Doc Gooden and Darryl Strawberry finally tell their story in ESPN's 30-for-30 documentary

Amazin' Clubhouse editor Rick Laughland caught up with Doc Gooden to get his thoughts on the premier of "Doc & Darryl" and his inspiration for telling his story.

SAYREVILLE, N.J.---It wasn’t an easy story for either player to tell, but former baseball superstars Doc Gooden and Darryl Strawberry finally opened up about their tumultuous relationship, battles with addiction and rough upbringing in the premier of ESPN’s  30-for-30 documentary: 'Doc & Darryl,' which debuted Thursday night.

Gooden and Strawberry became the poster boys for the 1986 World Champion Mets, a team that would live in infamy as cast of colorful characters who made their own rules and captured New York City by storm with their swagger and bravado.

While both Gooden and Strawberry were at the heart of the ultra-talented, but often times dysfunctional squad, both players felt that the 30-year anniversary was the perfect time to tell their side of the story.

 “It just kind of happen,” Gooden told Amazin’ Clubhouse of his decision to partake in the documentary. “A lot of people were saying, ‘Doc said this, Darryl said that, they don’t really get along’ and all those kind of rumors.
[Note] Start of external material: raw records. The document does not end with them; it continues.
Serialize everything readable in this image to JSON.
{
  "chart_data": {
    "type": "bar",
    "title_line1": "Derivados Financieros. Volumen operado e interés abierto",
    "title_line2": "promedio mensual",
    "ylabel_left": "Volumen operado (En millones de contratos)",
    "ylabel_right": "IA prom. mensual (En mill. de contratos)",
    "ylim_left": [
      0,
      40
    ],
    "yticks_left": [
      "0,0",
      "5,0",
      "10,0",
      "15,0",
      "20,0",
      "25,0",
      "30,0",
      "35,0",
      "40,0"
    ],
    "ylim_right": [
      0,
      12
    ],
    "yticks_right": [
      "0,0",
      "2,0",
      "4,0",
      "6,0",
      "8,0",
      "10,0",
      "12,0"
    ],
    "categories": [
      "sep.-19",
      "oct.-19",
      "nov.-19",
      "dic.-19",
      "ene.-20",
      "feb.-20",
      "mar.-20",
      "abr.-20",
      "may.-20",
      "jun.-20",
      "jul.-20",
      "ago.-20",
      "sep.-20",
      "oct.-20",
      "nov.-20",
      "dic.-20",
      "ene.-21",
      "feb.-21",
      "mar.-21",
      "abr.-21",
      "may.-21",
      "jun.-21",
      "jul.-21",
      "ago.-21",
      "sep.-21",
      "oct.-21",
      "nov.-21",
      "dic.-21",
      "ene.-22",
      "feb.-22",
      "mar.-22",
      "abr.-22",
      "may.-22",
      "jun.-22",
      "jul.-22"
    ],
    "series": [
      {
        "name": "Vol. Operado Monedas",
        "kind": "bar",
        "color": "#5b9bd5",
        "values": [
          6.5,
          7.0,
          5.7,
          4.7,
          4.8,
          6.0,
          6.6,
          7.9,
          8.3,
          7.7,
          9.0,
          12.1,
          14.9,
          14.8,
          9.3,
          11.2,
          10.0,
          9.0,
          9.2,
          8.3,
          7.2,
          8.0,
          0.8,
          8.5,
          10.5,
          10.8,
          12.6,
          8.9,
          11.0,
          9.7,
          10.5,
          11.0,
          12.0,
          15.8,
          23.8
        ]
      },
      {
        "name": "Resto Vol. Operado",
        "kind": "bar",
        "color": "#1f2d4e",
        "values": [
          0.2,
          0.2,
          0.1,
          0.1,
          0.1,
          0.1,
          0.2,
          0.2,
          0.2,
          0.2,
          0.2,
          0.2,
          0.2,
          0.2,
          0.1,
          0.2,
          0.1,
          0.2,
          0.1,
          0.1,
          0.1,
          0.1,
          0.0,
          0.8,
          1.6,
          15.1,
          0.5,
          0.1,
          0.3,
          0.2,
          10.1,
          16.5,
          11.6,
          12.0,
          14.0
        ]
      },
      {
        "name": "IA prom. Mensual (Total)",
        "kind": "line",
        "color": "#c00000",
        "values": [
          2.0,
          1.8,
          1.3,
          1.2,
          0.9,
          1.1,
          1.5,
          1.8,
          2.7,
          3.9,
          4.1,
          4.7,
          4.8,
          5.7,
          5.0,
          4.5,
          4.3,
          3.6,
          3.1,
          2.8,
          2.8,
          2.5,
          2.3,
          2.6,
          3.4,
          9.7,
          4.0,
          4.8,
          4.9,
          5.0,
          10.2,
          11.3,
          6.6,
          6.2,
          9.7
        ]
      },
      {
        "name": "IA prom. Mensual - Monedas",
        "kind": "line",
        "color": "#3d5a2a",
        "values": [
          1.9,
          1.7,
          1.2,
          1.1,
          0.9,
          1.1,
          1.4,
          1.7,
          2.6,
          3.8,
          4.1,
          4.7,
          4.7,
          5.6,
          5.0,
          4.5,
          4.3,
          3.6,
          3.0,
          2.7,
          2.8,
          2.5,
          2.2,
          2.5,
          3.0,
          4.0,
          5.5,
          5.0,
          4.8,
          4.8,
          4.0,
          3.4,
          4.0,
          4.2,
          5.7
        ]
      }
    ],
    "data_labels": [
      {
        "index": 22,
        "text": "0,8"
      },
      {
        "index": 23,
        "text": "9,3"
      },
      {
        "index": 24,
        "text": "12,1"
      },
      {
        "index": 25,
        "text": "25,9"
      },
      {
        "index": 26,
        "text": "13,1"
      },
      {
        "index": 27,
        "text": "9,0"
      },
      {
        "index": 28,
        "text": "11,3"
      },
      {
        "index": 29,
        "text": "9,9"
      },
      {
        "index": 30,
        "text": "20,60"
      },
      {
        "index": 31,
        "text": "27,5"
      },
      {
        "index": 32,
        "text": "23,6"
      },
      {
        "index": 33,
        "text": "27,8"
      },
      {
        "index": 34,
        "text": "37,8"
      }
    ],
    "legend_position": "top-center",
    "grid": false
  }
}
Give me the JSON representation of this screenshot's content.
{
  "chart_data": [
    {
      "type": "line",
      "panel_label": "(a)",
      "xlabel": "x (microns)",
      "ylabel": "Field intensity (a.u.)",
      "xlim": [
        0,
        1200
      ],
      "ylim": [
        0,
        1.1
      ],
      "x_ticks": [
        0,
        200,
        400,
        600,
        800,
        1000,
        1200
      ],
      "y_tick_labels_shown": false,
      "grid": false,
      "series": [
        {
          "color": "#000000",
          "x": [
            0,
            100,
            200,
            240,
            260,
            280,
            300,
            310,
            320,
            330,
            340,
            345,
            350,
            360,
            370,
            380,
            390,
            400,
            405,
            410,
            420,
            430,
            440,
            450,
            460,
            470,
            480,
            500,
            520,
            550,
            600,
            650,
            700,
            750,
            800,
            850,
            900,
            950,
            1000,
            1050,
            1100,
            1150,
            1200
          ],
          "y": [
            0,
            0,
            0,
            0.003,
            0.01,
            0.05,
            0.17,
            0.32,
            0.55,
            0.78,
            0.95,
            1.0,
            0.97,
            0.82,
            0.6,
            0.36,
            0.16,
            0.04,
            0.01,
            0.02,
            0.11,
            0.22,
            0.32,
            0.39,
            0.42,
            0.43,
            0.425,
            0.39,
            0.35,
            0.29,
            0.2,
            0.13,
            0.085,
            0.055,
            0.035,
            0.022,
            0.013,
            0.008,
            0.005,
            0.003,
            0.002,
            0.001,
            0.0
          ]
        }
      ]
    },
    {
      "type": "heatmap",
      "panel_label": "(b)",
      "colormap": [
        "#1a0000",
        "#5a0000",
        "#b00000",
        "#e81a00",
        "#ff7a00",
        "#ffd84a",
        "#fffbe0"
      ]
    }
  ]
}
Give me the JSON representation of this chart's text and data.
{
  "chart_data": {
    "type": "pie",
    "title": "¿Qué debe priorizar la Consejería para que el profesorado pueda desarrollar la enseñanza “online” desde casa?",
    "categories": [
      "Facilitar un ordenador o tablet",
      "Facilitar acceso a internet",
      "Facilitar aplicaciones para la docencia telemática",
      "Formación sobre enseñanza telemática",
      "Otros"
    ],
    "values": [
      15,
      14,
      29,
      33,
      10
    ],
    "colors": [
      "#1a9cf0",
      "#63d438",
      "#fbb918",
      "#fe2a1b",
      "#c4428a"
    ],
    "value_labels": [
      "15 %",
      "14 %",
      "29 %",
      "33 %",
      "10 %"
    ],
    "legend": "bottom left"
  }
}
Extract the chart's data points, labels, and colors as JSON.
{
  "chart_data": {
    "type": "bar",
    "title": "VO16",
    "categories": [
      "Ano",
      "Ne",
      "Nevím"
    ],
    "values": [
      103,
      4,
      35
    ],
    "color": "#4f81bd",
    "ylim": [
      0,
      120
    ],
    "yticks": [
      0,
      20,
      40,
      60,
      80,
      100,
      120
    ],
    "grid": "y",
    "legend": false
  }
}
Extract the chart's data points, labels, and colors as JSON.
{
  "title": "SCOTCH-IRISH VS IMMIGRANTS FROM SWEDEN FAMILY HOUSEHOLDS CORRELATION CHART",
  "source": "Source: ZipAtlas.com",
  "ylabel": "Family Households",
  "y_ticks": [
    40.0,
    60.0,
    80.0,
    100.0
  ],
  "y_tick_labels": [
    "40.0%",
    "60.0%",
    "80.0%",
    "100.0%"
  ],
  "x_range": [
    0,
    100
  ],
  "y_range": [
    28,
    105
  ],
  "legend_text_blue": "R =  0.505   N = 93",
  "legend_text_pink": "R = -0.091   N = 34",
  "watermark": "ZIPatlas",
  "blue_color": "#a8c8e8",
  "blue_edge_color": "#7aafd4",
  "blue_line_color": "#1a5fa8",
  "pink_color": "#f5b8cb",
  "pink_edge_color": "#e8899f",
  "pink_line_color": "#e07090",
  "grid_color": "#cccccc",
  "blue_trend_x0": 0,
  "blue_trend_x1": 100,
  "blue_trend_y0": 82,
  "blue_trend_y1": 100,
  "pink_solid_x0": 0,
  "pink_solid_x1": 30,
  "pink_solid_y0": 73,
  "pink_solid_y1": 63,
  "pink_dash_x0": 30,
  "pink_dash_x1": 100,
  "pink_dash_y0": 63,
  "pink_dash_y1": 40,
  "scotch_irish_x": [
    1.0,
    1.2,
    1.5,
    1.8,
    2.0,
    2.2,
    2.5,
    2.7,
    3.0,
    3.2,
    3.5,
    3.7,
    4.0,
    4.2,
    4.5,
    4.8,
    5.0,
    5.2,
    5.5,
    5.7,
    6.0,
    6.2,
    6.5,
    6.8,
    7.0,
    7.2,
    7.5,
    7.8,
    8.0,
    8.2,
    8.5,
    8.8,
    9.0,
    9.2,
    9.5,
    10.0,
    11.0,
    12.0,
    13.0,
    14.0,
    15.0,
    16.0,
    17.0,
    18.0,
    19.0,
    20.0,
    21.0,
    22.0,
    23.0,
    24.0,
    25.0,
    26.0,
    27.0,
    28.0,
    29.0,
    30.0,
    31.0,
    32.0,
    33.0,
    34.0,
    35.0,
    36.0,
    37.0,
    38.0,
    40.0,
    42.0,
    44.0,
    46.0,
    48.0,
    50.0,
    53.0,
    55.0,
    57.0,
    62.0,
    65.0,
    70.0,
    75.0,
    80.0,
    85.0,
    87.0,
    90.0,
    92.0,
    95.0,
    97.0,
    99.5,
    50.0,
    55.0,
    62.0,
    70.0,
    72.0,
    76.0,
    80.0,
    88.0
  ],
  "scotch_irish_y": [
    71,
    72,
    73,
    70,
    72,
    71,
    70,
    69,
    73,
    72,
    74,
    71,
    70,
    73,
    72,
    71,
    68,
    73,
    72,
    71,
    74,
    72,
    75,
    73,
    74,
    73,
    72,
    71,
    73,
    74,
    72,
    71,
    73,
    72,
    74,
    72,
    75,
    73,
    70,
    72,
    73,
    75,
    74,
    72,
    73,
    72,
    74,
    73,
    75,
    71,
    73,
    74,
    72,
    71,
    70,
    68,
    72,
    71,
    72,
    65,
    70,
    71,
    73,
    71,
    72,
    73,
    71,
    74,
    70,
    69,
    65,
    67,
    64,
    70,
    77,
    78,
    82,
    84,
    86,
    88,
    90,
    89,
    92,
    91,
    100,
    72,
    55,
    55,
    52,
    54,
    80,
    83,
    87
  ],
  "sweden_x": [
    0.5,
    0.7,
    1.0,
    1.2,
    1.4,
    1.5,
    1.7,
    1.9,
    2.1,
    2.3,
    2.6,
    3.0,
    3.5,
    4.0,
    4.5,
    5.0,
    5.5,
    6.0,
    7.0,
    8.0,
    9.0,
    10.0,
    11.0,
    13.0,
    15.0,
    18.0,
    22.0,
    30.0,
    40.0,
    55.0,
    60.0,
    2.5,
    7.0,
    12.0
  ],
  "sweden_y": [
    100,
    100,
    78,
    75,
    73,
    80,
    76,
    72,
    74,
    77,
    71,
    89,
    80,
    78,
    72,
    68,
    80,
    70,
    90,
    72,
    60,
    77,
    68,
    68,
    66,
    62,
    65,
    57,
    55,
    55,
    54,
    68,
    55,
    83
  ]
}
We wanted them to hear it from us.”

Gooden revealed details about his checkered past in the documentary along with his memoir entitled, Doc, which chronicles his rise to stardom, bouts with addiction and overcoming his personal demons to get his life back on track. A soft-spoken and shy man by nature, Gooden admits that facing his issues head on in a public forum has helped to speed up his road to recovery.

“Oh definitely, what started that is when I did Celebrity Rehab, it wasn’t about T.V, it was about finding myself,” Gooden said. “Then I came out with my book and documentary and for me to get better and continue to get better, I should tell my story. There were some dark moments that I didn’t feel comfortable talking about, but you’re only as sick as your secret.”

In Gooden’s eyes, his revelation has shown his children the real-life dangers of straying off the right path.

"I say ‘look I went through all the suffering and pain for you guys, you don’t have to do that’. ‘I see how it was when I wasn’t at birthday parties, I missed your games, or I’d show up high or something, you know how that feeling was and you don’t want that for your kids.’”

It’s a hard lesson learned for a 19-year old pitching Phenom who burst onto the Major League scene in 1984 and won a Cy Young Award just one-year later. Gooden’s promise and potential was never fully realized as substance abuse plagued him throughout his playing days and derailed a potentially legendary career.

Gooden’s drug problems didn’t stop after retirement as he was arrested several times and incarcerated for seven months in 2006 for violating the terms of his probation. The former four-time All-Star often cites those dark days in prison as a turning point in his life and the moment when he finally started to come to grips with the fact that he had lost control.

 “Unfortunately you have to have someone that you really trust, that’s not going to judge you,” said Gooden of seeking help for his drug issues. “Just going to talk to you as a person and coach you. The main thing when you’re looking in the mirror, you know exactly what you’re dealing with, you can’t fool yourself.  It’s something that you can’t be happy with.”

The “Doc & Darryl” documentary serves to tell the dynamic duo's untold story from their perspective and how they evolved from squabbling teammates to lifelong friends. Gooden and Strawberry’s cautionary tale urges young people to face their addiction problems head on  in order to overcome them, and ultimately help others.